在讲座中,王石先生健朗而沉稳,一直保持着豁达而健康的笑容,与其说这是一个优秀企业家的气度,不如说是一个登山家的襟怀。襟怀就是高度,高度就是境界,王石的境界,谁能说就不是来之于那雪山冰川的滋养浸润?因为从某种意义上说,登山等同于精神之旅。写到这,我忽然觉得,王石先生似乎疏忽了一点,他也许应该让听众明白,登山并非纯然是一番科学数据考量之后的运动行为,它的背后蕴涵了更为复杂的文化信仰。雪山因为它的高度而超拔尘世之上,于是,远离城市,远离工厂,远离灯红酒绿,于是,越是僻远险峻之地,越是接近天堂高度的地方,诞生了神。雪山是神的居所。虔诚的“少数”民族在那里望见了神,催生了信仰。登山,不是征服自然而是亲近自然,是从傲慢走向谦恭,从匍匐走向刚直,从谄媚走向尊严。据说,世界第三高峰干城章嘉从来就没有人真正登顶,因为离峰尖10米之距便须止步,那是神的界地。敬畏自然,尊重信仰,在登山行为与自觉维护雪域文化之间,登山者找到了人与自然的和谐共振。这也为我们解释了,为什么登珠峰前人们要煨桑、喝圣水、抛洒青稞和糌粑这一类法事仪式。
想起一件小事。班里有个孩子把我拉到一边说悄悄话:老师,我妈妈说原来你这么矮的。孩子是善良的,那位母亲是善意的,我对这孩子说:回去告诉妈妈,老师长得不高并没有觉得不光荣,人只要站得足够高就行了。

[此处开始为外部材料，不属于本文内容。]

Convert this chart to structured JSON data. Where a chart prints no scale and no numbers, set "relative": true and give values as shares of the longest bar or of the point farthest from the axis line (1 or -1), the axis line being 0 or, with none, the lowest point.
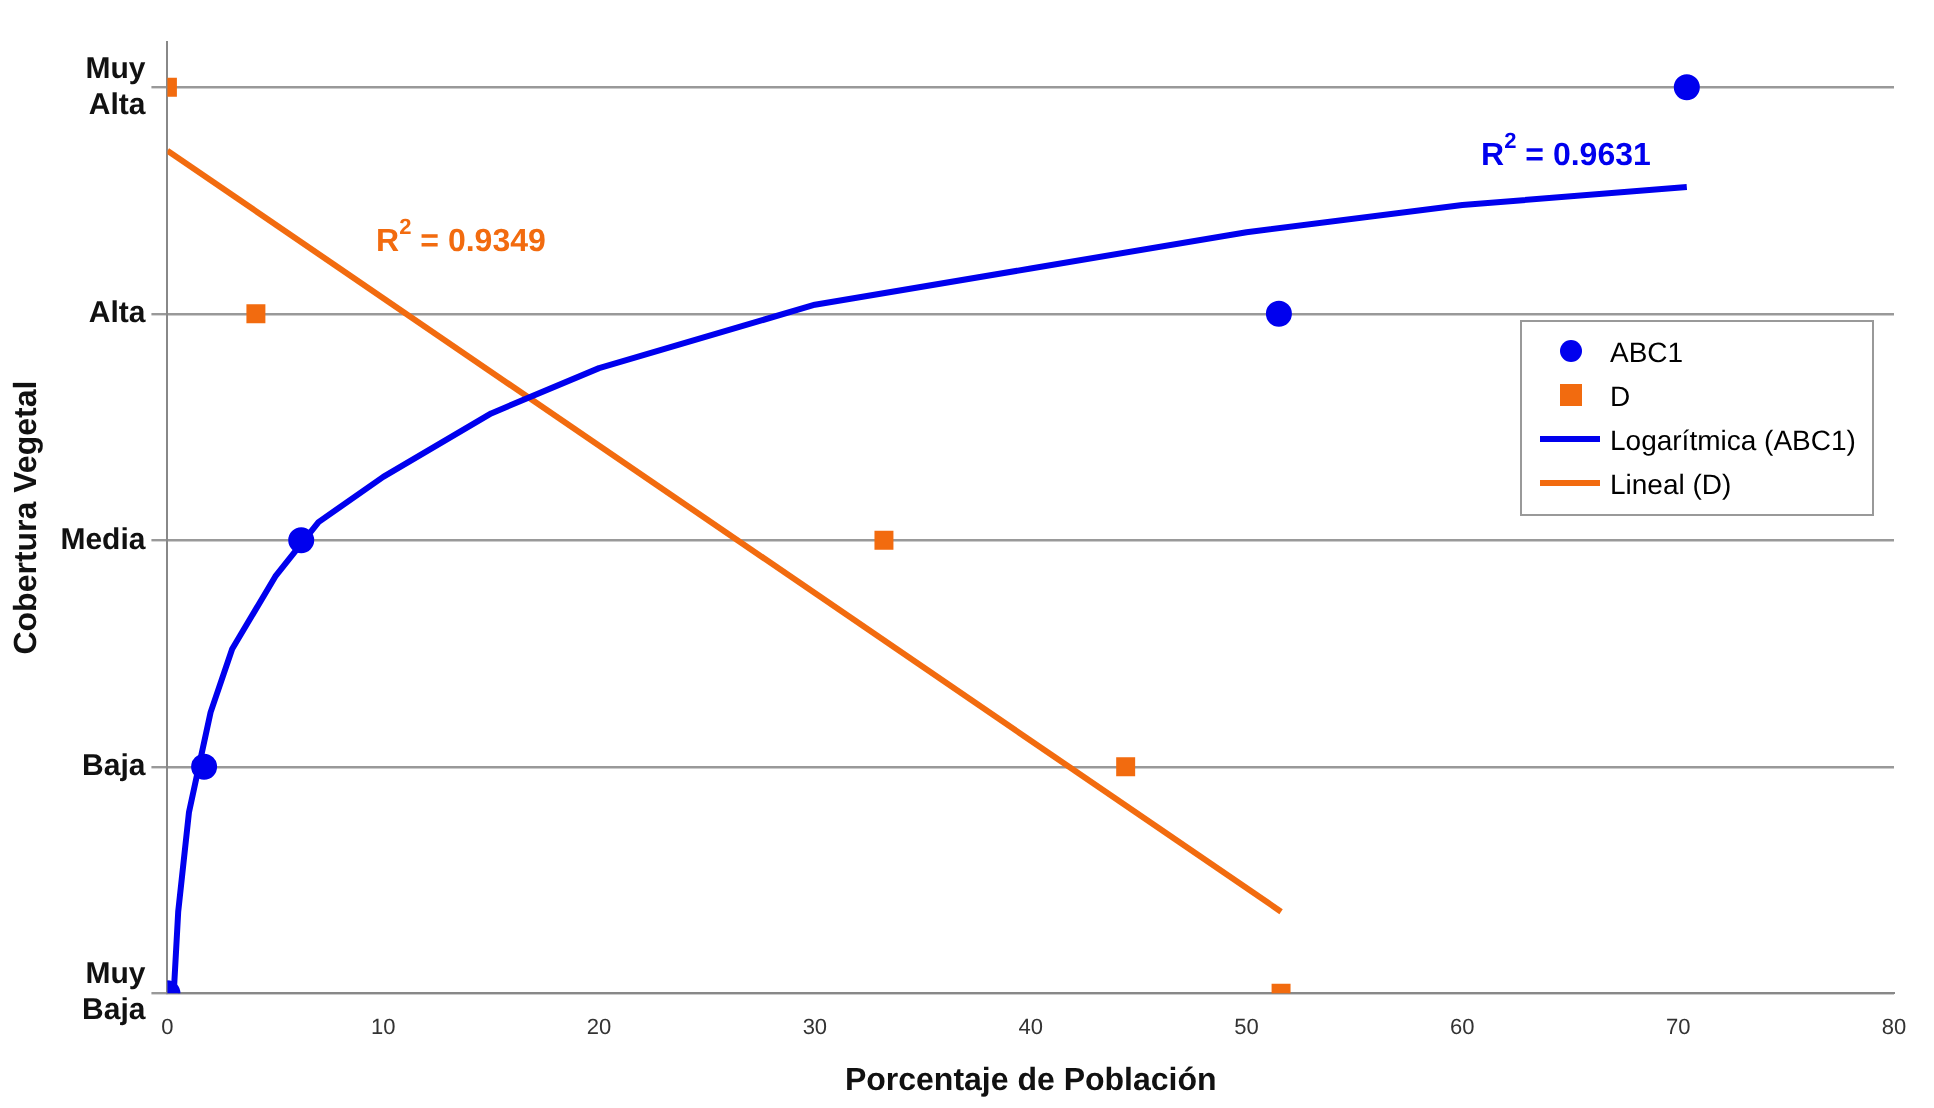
{
  "chart_data": {
    "type": "scatter",
    "xlabel": "Porcentaje de Población",
    "ylabel": "Cobertura Vegetal",
    "xlim": [
      0,
      80
    ],
    "xticks": [
      0,
      10,
      20,
      30,
      40,
      50,
      60,
      70,
      80
    ],
    "relative": true,
    "grid": "y",
    "legend": "right",
    "series": [
      {
        "name": "ABC1",
        "type": "scatter",
        "color": "#0000ee",
        "marker": "circle",
        "x": [
          0,
          1.7,
          6.2,
          51.5,
          70.4
        ],
        "values": [
          0,
          0.25,
          0.5,
          0.75,
          1
        ]
      },
      {
        "name": "D",
        "type": "scatter",
        "color": "#f26b0f",
        "marker": "square",
        "x": [
          0,
          4.1,
          33.2,
          44.4,
          51.6
        ],
        "values": [
          1,
          0.75,
          0.5,
          0.25,
          0
        ]
      },
      {
        "name": "Logarítmica (ABC1)",
        "type": "line",
        "color": "#0000ee",
        "marker": "none",
        "x": [
          0.3,
          0.5,
          1,
          2,
          3,
          5,
          7,
          10,
          15,
          20,
          30,
          40,
          50,
          60,
          70.4
        ],
        "values": [
          0.003,
          0.09,
          0.2,
          0.31,
          0.38,
          0.46,
          0.52,
          0.57,
          0.64,
          0.69,
          0.76,
          0.8,
          0.84,
          0.87,
          0.89
        ]
      },
      {
        "name": "Lineal (D)",
        "type": "line",
        "color": "#f26b0f",
        "marker": "none",
        "x": [
          0,
          51.6
        ],
        "values": [
          0.93,
          0.09
        ]
      }
    ],
    "annotations": [
      "R$^{2}$ = 0.9631",
      "R$^{2}$ = 0.9349",
      "Muy Alta",
      "Alta",
      "Media",
      "Baja",
      "Muy Baja"
    ]
  }
}
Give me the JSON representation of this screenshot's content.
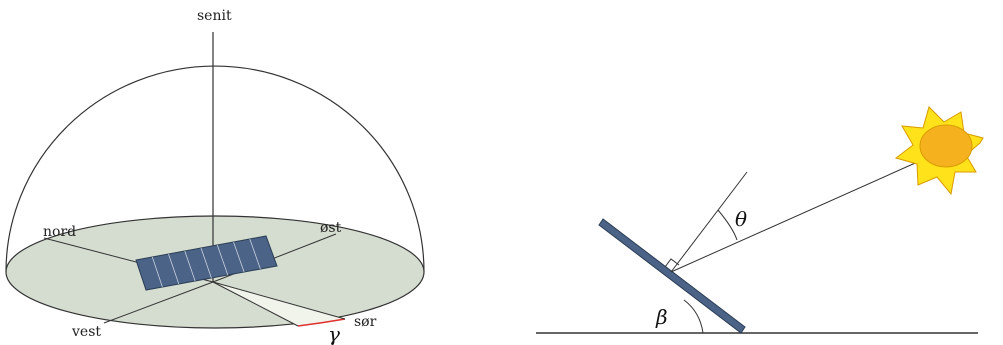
{
  "sky_diagram": {
    "labels": {
      "zenith": "senit",
      "north": "nord",
      "east": "øst",
      "west": "vest",
      "south": "sør"
    },
    "azimuth_symbol": "γ"
  },
  "tilt_diagram": {
    "incidence_symbol": "θ",
    "tilt_symbol": "β"
  },
  "colors": {
    "ground_disk": "#d5ddd0",
    "azimuth_wedge": "#f0f4ea",
    "azimuth_arc": "#e03030",
    "panel": "#4a6387",
    "panel_edge": "#2c3e55",
    "sun_body": "#f5b21e",
    "sun_rays": "#ffe21a",
    "sun_outline": "#d89a00",
    "line": "#333333"
  }
}
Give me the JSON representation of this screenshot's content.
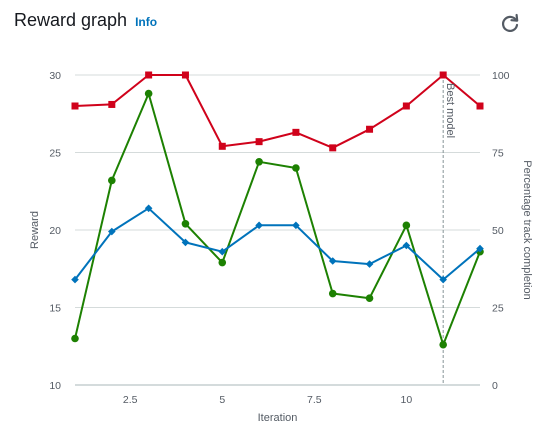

我心里倒是蛮感谢那位家长,因为这说明我的形象在她心目当中原来是高大的,虽然事实上我的海拔高度不怎么样。话题还是回到王石先生身上吧,他说自己是个普通人,只是做了不普通的事,觉得自己不普通的人是从他身上借鉴不到什么东西的。没错,王石就是个普通人,如果说他不普通,那是因为他站得比一般人高了许多的缘故。登山,使王石先生从地理的高度抵达人生的高度。灵魂,总在高处俯瞰。
谨以此文表达我对王石先生的敬意。